Идея, что гонения власти делают мучеников и вождей, что Моисеи — порождение фараонов, это идея инфантильной свободы, которая уже не хочет фараона, но ещё не хочет быть Моисеем. А кому хочется быть гонимым, даже при условии, что потом тебе памятник поставят? Гонения — они вот, сейчас, в тёмную дыру и по почкам, по почкам… А памятник — это когда ещё будет, да и будет ли, и послезавтрашний памятник сегодняшние почки не вылечит.
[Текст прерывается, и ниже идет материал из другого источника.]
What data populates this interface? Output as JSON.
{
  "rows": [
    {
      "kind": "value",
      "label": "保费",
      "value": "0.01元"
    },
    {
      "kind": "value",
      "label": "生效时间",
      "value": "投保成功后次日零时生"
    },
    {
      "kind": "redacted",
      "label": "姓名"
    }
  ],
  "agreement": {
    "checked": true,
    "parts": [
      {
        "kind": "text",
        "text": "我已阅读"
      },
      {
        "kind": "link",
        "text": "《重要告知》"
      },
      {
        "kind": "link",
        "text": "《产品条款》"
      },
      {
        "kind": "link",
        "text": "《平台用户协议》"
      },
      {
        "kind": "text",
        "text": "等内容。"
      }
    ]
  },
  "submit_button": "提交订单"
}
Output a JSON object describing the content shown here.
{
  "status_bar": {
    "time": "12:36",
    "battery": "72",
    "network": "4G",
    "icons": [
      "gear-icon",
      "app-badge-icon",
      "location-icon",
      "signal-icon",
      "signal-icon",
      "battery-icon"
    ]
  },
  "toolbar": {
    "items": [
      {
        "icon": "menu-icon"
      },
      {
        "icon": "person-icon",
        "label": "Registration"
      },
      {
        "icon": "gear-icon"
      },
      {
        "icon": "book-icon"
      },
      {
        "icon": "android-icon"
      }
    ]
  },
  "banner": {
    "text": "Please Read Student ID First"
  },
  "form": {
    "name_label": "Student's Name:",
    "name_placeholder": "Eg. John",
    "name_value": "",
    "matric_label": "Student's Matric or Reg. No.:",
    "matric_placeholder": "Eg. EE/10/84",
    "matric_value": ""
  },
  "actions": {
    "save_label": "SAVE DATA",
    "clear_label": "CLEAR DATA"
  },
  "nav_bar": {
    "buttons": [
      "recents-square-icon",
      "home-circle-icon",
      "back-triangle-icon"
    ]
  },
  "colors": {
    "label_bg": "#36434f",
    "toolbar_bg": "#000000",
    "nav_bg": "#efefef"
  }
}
Конечно, желание отомстить обидчику-гонителя тоже могучий импульс, только очень уж гнилой, как и любая мстительность. Моисей, между прочим, не мстил фараону. Моисей не хотел быть Моисеем. Моисей не был Моисеем — он не был тем героем-освободителем-пророком, которым из него слепило человеческая трусость и идолопоклонство. Он был просто совестливым порядочным человеком. Скорее всего, он сам иногда предпочёл бы стать мучеником, это значительно легче. Пять минут мучений — и покой со славой на тысячелетия, а порядочный человек — много-много лет ковыряния в жизни и быстрое забвение, потому что, в конце концов, зачем помнить норму?
Порядочный человек не надеется, пока ему власти изготовят мученика-мессию-искупителя. Порядочный человек пытается вместе с другими порядочными людьми соорудить нормальную, свободную жизнь. Можно даже с непорядочными — в конце концов, порядочность дело относительное, главное, чтобы средства были порядочные. А то во главе с мучениками и героями иногда такие средства используют, что лучше бы уж водку пили, что ли, лукоморье было бы целее.